The Motley Fool 100 Index ETF (TMFC) seeks to track the Motley Fool 100 Index, which measures the performance of 100 U.S. companies selected by The Motley Fool's investment philosophy emphasizing high-quality businesses with sustainable competitive advantages, strong management, and long-term growth potential.

How It Works

TMFC uses a passively managed approach that replicates the holdings and weightings of its benchmark index. The underlying index employs The Motley Fool's proprietary screening methodology to identify companies with durable competitive moats, consistent profitability, and strong balance sheets. Holdings are typically weighted by market capitalization with periodic rebalancing to maintain index alignment.
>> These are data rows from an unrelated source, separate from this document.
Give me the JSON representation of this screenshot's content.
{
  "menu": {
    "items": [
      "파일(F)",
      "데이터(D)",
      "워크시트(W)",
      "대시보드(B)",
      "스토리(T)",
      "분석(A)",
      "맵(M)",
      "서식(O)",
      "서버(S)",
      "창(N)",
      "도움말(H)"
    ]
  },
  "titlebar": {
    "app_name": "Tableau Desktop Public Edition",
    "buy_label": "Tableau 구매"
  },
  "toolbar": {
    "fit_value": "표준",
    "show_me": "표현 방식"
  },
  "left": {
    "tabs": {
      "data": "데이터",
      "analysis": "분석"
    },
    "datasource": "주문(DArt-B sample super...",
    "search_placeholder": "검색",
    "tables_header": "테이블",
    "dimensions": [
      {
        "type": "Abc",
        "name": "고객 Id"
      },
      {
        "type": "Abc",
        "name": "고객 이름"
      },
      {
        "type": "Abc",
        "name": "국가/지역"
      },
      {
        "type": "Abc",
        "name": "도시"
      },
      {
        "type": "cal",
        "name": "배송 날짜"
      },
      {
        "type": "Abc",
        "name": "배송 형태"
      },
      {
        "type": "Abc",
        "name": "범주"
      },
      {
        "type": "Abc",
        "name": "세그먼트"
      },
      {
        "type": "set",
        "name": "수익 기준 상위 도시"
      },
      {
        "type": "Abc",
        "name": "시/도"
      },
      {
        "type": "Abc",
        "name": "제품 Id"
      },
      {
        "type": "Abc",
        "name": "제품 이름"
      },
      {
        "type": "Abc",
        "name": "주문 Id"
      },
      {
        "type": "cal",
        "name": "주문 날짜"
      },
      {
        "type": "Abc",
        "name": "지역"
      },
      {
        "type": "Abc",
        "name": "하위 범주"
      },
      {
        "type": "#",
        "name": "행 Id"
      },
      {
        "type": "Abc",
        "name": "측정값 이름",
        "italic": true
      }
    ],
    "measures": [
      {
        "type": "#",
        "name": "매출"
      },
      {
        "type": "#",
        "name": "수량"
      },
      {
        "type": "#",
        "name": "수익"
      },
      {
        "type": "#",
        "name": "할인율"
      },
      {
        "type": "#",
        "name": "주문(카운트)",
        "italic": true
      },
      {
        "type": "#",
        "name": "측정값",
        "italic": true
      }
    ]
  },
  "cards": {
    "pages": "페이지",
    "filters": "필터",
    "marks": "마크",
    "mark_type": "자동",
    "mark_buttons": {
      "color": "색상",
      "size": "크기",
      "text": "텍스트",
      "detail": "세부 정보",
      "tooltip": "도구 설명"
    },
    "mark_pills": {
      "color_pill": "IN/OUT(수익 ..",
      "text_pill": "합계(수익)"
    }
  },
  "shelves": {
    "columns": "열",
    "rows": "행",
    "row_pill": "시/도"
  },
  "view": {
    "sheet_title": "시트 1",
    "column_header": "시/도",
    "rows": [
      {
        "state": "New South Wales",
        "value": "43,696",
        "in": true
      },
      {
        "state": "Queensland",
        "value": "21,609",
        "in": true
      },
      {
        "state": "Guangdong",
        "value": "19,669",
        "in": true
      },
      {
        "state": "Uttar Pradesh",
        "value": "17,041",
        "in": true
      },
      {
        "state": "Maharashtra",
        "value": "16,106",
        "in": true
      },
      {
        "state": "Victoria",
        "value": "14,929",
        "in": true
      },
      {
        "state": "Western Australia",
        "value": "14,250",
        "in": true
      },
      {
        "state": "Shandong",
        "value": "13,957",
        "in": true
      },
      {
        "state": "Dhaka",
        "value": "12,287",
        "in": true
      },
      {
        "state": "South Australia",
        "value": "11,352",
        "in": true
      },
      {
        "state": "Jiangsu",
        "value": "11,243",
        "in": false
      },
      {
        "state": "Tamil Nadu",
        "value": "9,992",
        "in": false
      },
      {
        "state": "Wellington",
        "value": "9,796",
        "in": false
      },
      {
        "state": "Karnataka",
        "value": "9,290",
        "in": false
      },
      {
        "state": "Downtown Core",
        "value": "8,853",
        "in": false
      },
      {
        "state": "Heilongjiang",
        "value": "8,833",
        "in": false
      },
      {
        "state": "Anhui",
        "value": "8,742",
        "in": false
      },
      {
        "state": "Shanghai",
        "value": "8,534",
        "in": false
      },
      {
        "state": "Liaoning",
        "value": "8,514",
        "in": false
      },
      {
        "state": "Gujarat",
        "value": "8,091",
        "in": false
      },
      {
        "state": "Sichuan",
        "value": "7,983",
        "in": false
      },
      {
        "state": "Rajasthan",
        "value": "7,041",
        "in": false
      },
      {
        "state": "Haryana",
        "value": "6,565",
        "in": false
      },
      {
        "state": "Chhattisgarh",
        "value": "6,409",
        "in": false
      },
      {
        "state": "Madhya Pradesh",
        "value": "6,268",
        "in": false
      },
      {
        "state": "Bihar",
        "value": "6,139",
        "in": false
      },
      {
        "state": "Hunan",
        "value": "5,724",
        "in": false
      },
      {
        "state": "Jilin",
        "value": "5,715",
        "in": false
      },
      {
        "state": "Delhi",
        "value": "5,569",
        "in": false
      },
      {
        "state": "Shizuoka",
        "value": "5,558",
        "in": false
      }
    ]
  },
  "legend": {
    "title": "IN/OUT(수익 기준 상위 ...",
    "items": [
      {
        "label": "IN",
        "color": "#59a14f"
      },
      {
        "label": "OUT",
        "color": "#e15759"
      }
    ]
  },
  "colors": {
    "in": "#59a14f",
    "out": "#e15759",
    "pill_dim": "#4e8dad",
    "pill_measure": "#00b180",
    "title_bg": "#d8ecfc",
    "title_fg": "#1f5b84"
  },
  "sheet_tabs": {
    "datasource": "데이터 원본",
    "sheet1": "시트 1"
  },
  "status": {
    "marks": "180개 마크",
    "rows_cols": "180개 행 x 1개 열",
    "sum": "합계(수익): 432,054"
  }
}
The concentrated portfolio focuses on approximately 100 carefully selected stocks across various sectors.

Key Features

  • Applies The Motley Fool's proven investment philosophy through systematic index methodology rather than active stock picking
  • Concentrated portfolio of approximately 100 high-conviction positions versus broad market diversification approaches
  • Zero expense ratio makes it cost-competitive with major index funds while offering differentiated stock selection

Risks

  • This ETF can lose value if The Motley Fool's quality-focused methodology underperforms during market rotations favoring speculative or value stocks
  • Concentrated portfolio of 100 stocks creates higher volatility than broad market ETFs, with individual holdings potentially impacting returns significantly
  • Limited trading history since 2018 inception means performance during various market cycles remains unproven compared to established alternatives

Who Should Own This

Best suited as a satellite holding (10-20% of equity allocation) for investors with 3+ year time horizons seeking exposure to quality-focused stock selection. Medium-to-high risk tolerance required due to concentration risk. Appeals to investors familiar with The Motley Fool's investment approach who want systematic implementation rather than individual stock picking.